L’exfiltration de l’ancien vice-président de la RD Congo, après moult tractations, a donc eu pour soubassement des considérations d’ordre humanitaire. Paradoxalement, son départ n’a pas apporté l’apaisement politique escompté. Au contraire, ses partisans se plaignent de plus en plus d’une chasse à l’homme organisée par le camp de Joseph Kabila, au point d’obliger les groupes parlementaires de l’opposition à suspendre leur participation aux travaux de l’Assemblée nationale, en guise de protestation.

Si dans certains cas, comme celui du gouverneur de la province de l’Equateur, M. José Makila, cette insécurité est à nuancer, dans la rue kinoise le parti de Jean Pierre Bemba, le Mouvement de Libération du Congo (MLC), est quasiment frappé d’anathème. Une situation qui interpelle de plus en plus les observateurs sur le modèle de démocratie en train de s’élaborer en RD Congo, un pays dont le processus de sortie de crise par voie d’élections lourdement financées par la communauté internationale avait été salué comme « exemplaire ».

Aujourd’hui, le processus semble se dévoyer dans le sang, pendant que le pouvoir à Kinshasa est en train de se radicaliser, en affichant des positions de plus en plus autoritaires et tranchées.

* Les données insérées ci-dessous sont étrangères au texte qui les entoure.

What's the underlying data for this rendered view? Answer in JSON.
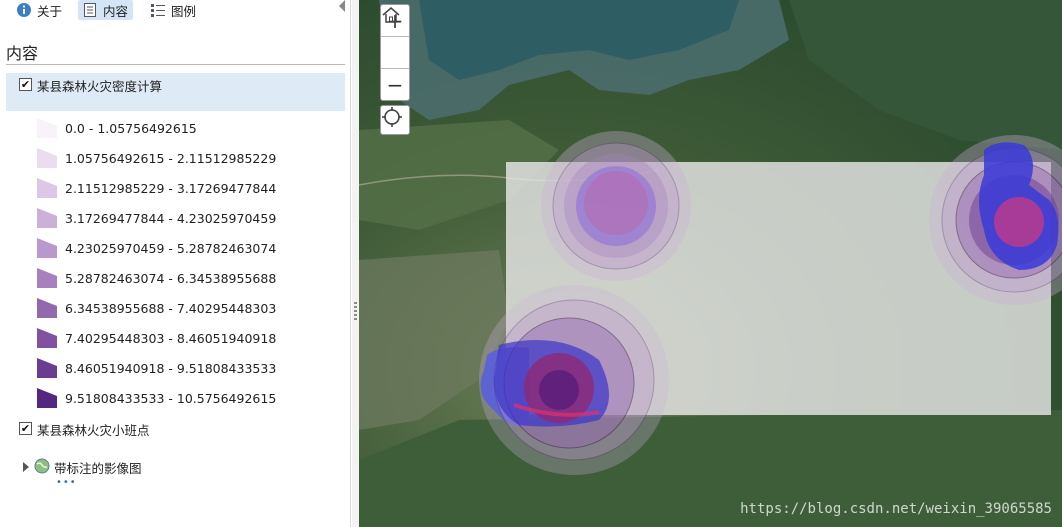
{
  "toolbar": {
    "about_label": "关于",
    "content_label": "内容",
    "legend_label": "图例"
  },
  "panel": {
    "title": "内容",
    "layers": [
      {
        "label": "某县森林火灾密度计算",
        "checked": true
      },
      {
        "label": "某县森林火灾小班点",
        "checked": true
      },
      {
        "label": "带标注的影像图"
      }
    ],
    "legend": [
      {
        "label": "0.0 - 1.05756492615",
        "color": "#f7f3f9"
      },
      {
        "label": "1.05756492615 - 2.11512985229",
        "color": "#ebdcef"
      },
      {
        "label": "2.11512985229 - 3.17269477844",
        "color": "#dcc7e4"
      },
      {
        "label": "3.17269477844 - 4.23025970459",
        "color": "#cbb0d8"
      },
      {
        "label": "4.23025970459 - 5.28782463074",
        "color": "#b998cb"
      },
      {
        "label": "5.28782463074 - 6.34538955688",
        "color": "#a780bd"
      },
      {
        "label": "6.34538955688 - 7.40295448303",
        "color": "#9468af"
      },
      {
        "label": "7.40295448303 - 8.46051940918",
        "color": "#8052a1"
      },
      {
        "label": "8.46051940918 - 9.51808433533",
        "color": "#6b3c92"
      },
      {
        "label": "9.51808433533 - 10.5756492615",
        "color": "#552782"
      }
    ]
  },
  "map": {
    "zoom_in": "+",
    "zoom_out": "−",
    "watermark": "https://blog.csdn.net/weixin_39065585"
  },
  "colors": {
    "accent": "#d4e6f5",
    "selected_layer_bg": "#deebf7",
    "density_hot": "#e0306a",
    "density_blue": "#2b3ee0"
  }
}
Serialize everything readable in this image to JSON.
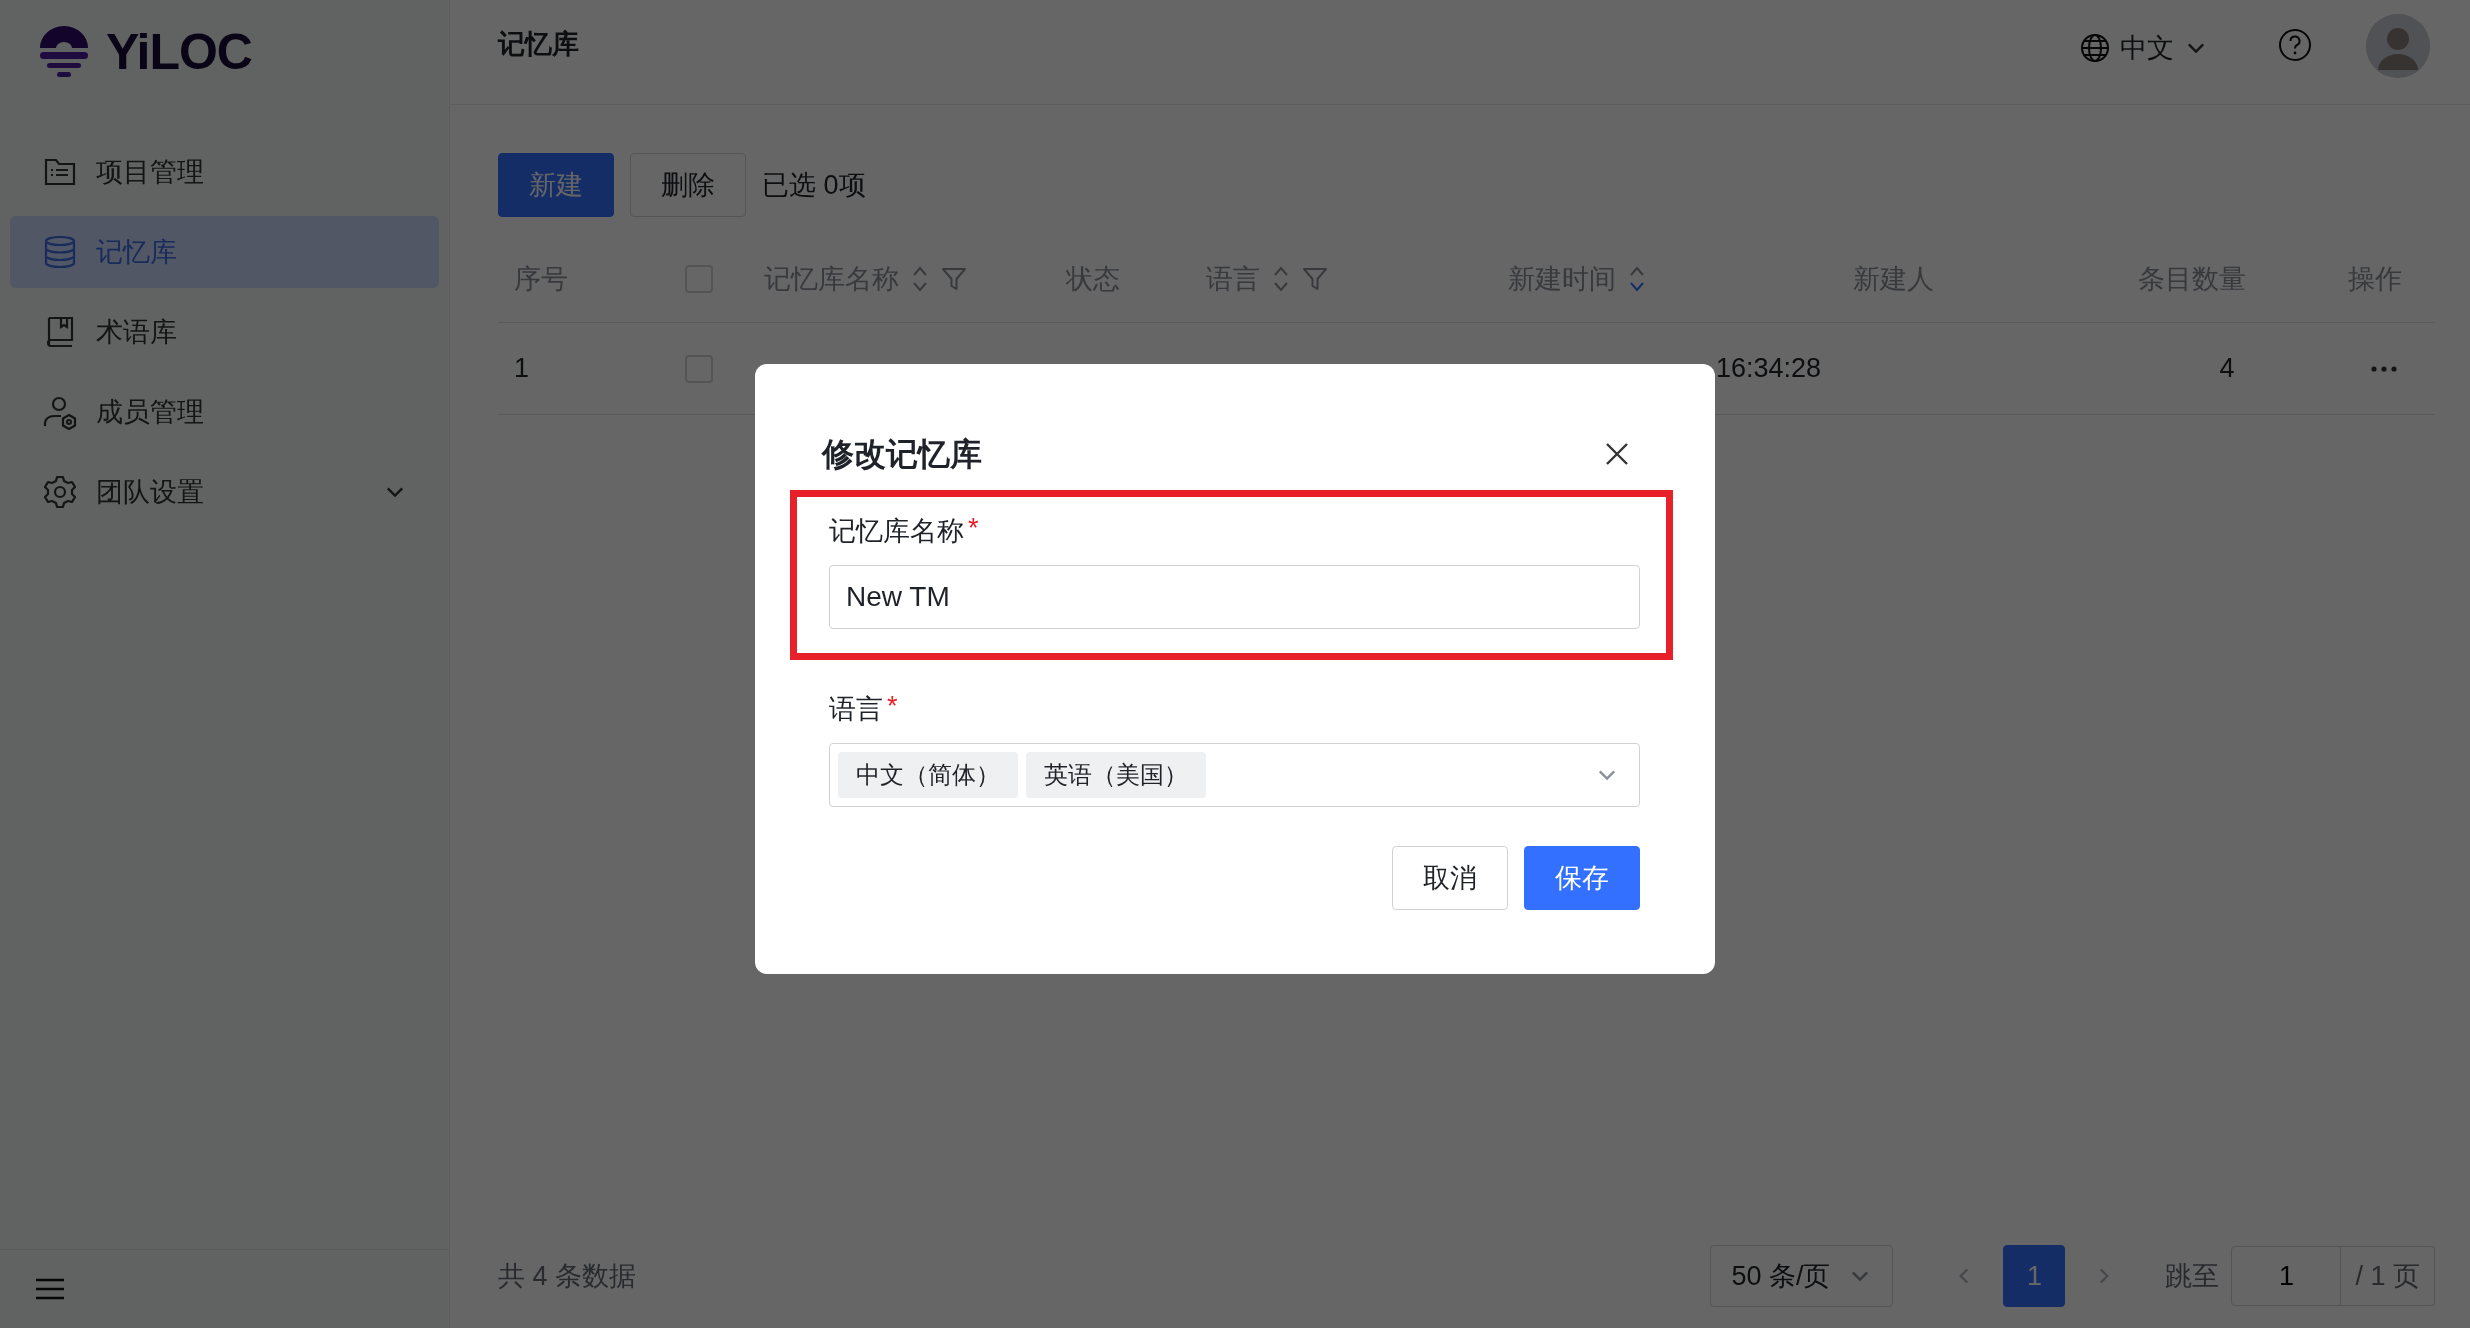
{
  "logo": {
    "text": "YiLOC"
  },
  "sidebar": {
    "items": [
      {
        "label": "项目管理",
        "kind": "link",
        "selected": false
      },
      {
        "label": "记忆库",
        "kind": "link",
        "selected": true
      },
      {
        "label": "术语库",
        "kind": "link",
        "selected": false
      },
      {
        "label": "成员管理",
        "kind": "link",
        "selected": false
      },
      {
        "label": "团队设置",
        "kind": "group",
        "selected": false,
        "expanded": false
      }
    ]
  },
  "header": {
    "title": "记忆库",
    "language": "中文"
  },
  "toolbar": {
    "buttons": [
      {
        "label": "新建",
        "kind": "primary"
      },
      {
        "label": "删除",
        "kind": "default"
      }
    ],
    "selection": "已选 0项"
  },
  "table": {
    "select_all": {
      "checked": false
    },
    "columns": [
      {
        "label": "序号",
        "kind": "text"
      },
      {
        "kind": "checkbox"
      },
      {
        "label": "记忆库名称",
        "kind": "text",
        "sortable": true,
        "filterable": true,
        "sorted_desc": false
      },
      {
        "label": "状态",
        "kind": "text"
      },
      {
        "label": "语言",
        "kind": "text",
        "sortable": true,
        "filterable": true,
        "sorted_desc": false
      },
      {
        "label": "新建时间",
        "kind": "text",
        "sortable": true,
        "filterable": false,
        "sorted_desc": true
      },
      {
        "label": "新建人",
        "kind": "text"
      },
      {
        "label": "条目数量",
        "kind": "text"
      },
      {
        "label": "操作",
        "kind": "text"
      }
    ],
    "rows": [
      {
        "index": "1",
        "checked": false,
        "time": "16:34:28",
        "count": "4"
      }
    ]
  },
  "footer": {
    "total": "共 4 条数据",
    "page_size": "50 条/页",
    "pages": [
      {
        "label": "1",
        "selected": true
      }
    ],
    "jump_label": "跳至",
    "jump_value": "1",
    "page_total": "/ 1 页"
  },
  "modal": {
    "title": "修改记忆库",
    "fields": [
      {
        "kind": "text",
        "label": "记忆库名称",
        "required_mark": "*",
        "value": "New TM",
        "highlighted": true
      },
      {
        "kind": "select",
        "label": "语言",
        "required_mark": "*",
        "tags": [
          "中文（简体）",
          "英语（美国）"
        ],
        "highlighted": false
      }
    ],
    "buttons": [
      {
        "label": "取消",
        "kind": "default"
      },
      {
        "label": "保存",
        "kind": "primary"
      }
    ]
  }
}
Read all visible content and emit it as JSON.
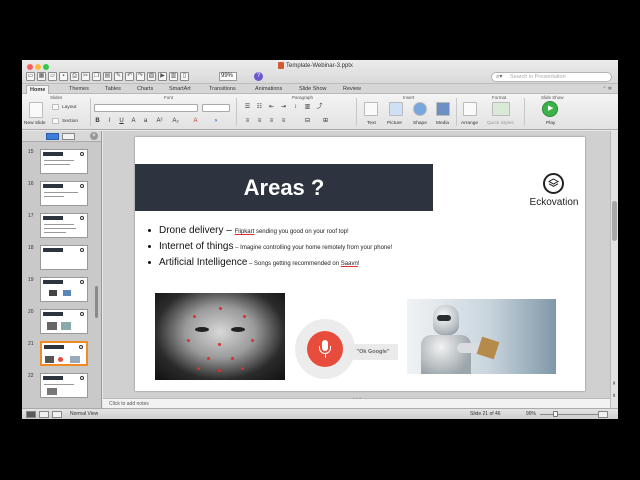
{
  "window": {
    "title": "Template-Webinar-3.pptx",
    "zoom": "99%",
    "search_placeholder": "Search in Presentation"
  },
  "ribbon": {
    "tabs": [
      "Home",
      "Themes",
      "Tables",
      "Charts",
      "SmartArt",
      "Transitions",
      "Animations",
      "Slide Show",
      "Review"
    ],
    "active_tab": "Home",
    "groups": {
      "slides": "Slides",
      "font": "Font",
      "paragraph": "Paragraph",
      "insert": "Insert",
      "format": "Format",
      "slide_show": "Slide Show"
    },
    "buttons": {
      "new_slide": "New Slide",
      "layout": "Layout",
      "section": "Section",
      "text": "Text",
      "picture": "Picture",
      "shape": "Shape",
      "media": "Media",
      "arrange": "Arrange",
      "quick_styles": "Quick Styles",
      "play": "Play"
    }
  },
  "slide_panel": {
    "numbers": [
      "15",
      "16",
      "17",
      "18",
      "19",
      "20",
      "21",
      "22"
    ],
    "selected": "21"
  },
  "slide": {
    "title": "Areas ?",
    "logo_text": "Eckovation",
    "bullets": [
      {
        "main": "Drone delivery",
        "sep": " – ",
        "link": "Flipkart",
        "rest": " sending you good on your roof top!"
      },
      {
        "main": "Internet of things",
        "sep": " – ",
        "link": "",
        "rest": "Imagine controlling your home remotely from your phone!"
      },
      {
        "main": "Artificial Intelligence",
        "sep": " – ",
        "link": "",
        "rest": "Songs getting recommended on ",
        "link2": "Saavn",
        "rest2": "!"
      }
    ],
    "ok_google": "\"Ok Google\""
  },
  "notes": {
    "placeholder": "Click to add notes"
  },
  "status": {
    "view": "Normal View",
    "slide_count": "Slide 21 of 46",
    "zoom": "99%"
  },
  "colors": {
    "title_band": "#2d3440",
    "mic_red": "#e74c3c",
    "selected_thumb": "#f08a24"
  }
}
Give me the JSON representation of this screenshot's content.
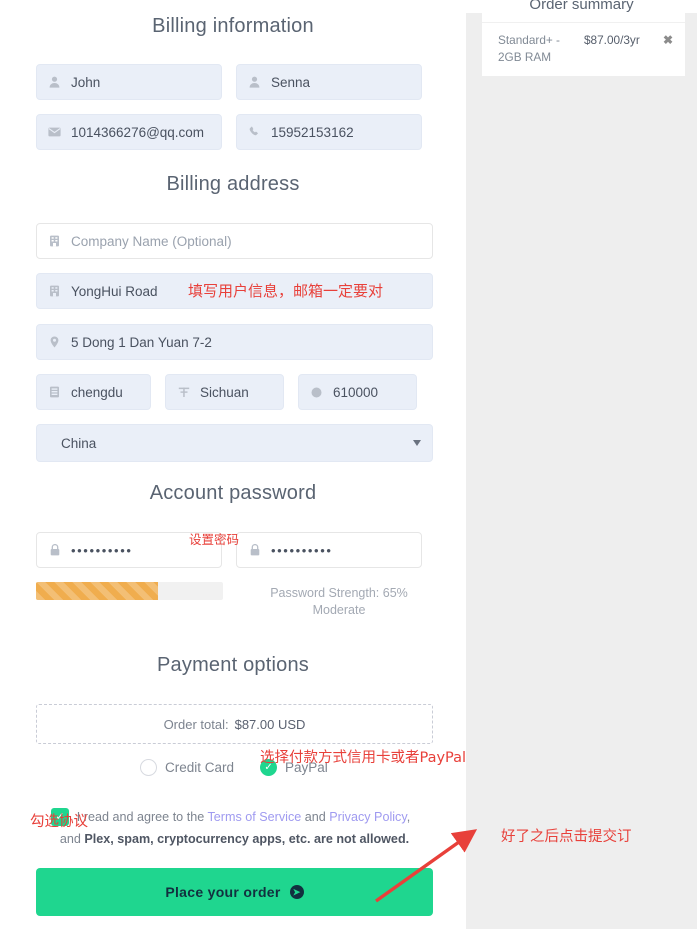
{
  "billing_information": {
    "title": "Billing information",
    "first_name": {
      "value": "John",
      "icon": "user-icon"
    },
    "last_name": {
      "value": "Senna",
      "icon": "user-icon"
    },
    "email": {
      "value": "1014366276@qq.com",
      "icon": "envelope-icon"
    },
    "phone": {
      "value": "15952153162",
      "icon": "phone-icon"
    }
  },
  "billing_address": {
    "title": "Billing address",
    "company": {
      "placeholder": "Company Name (Optional)",
      "value": "",
      "icon": "building-icon"
    },
    "street": {
      "value": "YongHui Road",
      "icon": "building-icon"
    },
    "address2": {
      "value": "5 Dong 1 Dan Yuan 7-2",
      "icon": "map-marker-icon"
    },
    "city": {
      "value": "chengdu",
      "icon": "building-icon"
    },
    "state": {
      "value": "Sichuan",
      "icon": "map-icon"
    },
    "zip": {
      "value": "610000",
      "icon": "circle-icon"
    },
    "country": {
      "value": "China",
      "icon": "chevron-down-icon"
    }
  },
  "account_password": {
    "title": "Account password",
    "password": {
      "value": "••••••••••",
      "icon": "lock-icon"
    },
    "confirm_password": {
      "value": "••••••••••",
      "icon": "lock-icon"
    },
    "strength_percent": 65,
    "strength_label": "Password Strength: 65%",
    "strength_rating": "Moderate",
    "strength_color": "#f0ad4e"
  },
  "payment_options": {
    "title": "Payment options",
    "order_total_label": "Order total:",
    "order_total_amount": "$87.00 USD",
    "methods": [
      {
        "label": "Credit Card",
        "selected": false
      },
      {
        "label": "PayPal",
        "selected": true
      }
    ],
    "accent_color": "#1fd68f"
  },
  "terms": {
    "checked": true,
    "prefix": "I read and agree to the ",
    "tos_link": "Terms of Service",
    "conjunction": " and ",
    "privacy_link": "Privacy Policy",
    "comma": ",",
    "line2_prefix": "and ",
    "line2_bold": "Plex, spam, cryptocurrency apps, etc. are not allowed.",
    "link_color": "#9f9af0"
  },
  "place_order": {
    "label": "Place your order",
    "icon": "arrow-right-circle-icon",
    "color": "#1fd68f"
  },
  "order_summary": {
    "title": "Order summary",
    "items": [
      {
        "name": "Standard+ - 2GB RAM",
        "price": "$87.00/3yr",
        "remove_icon": "close-icon"
      }
    ]
  },
  "annotations": {
    "color": "#e8403a",
    "user_info": "填写用户信息，邮箱一定要对",
    "set_password": "设置密码",
    "payment_method": "选择付款方式信用卡或者PayPal",
    "check_agreement": "勾选协议",
    "submit_order": "好了之后点击提交订"
  }
}
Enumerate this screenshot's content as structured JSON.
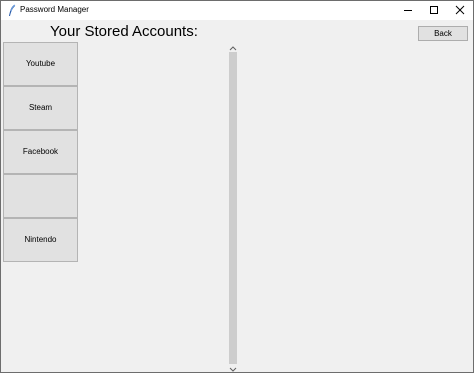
{
  "window": {
    "title": "Password Manager",
    "icon": "feather-icon",
    "controls": [
      "minimize-icon",
      "maximize-icon",
      "close-icon"
    ]
  },
  "header": {
    "title": "Your Stored Accounts:",
    "back_label": "Back"
  },
  "accounts": [
    {
      "label": "Youtube"
    },
    {
      "label": "Steam"
    },
    {
      "label": "Facebook"
    },
    {
      "label": ""
    },
    {
      "label": "Nintendo"
    }
  ],
  "scrollbar": {
    "up_icon": "chevron-up-icon",
    "down_icon": "chevron-down-icon"
  }
}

Une nouvelle dérive dictatoriale après Mobutu ? « Le Joseph Kabila que vous avez connu avant les élections, recherchant toujours le consensus, n’est pas le même Kabila que celui qui a été élu », expliquait le « petit » Joseph Kabila lors de sa première sortie médiatique après les événements sanglants des 22 et 23 mars 2007.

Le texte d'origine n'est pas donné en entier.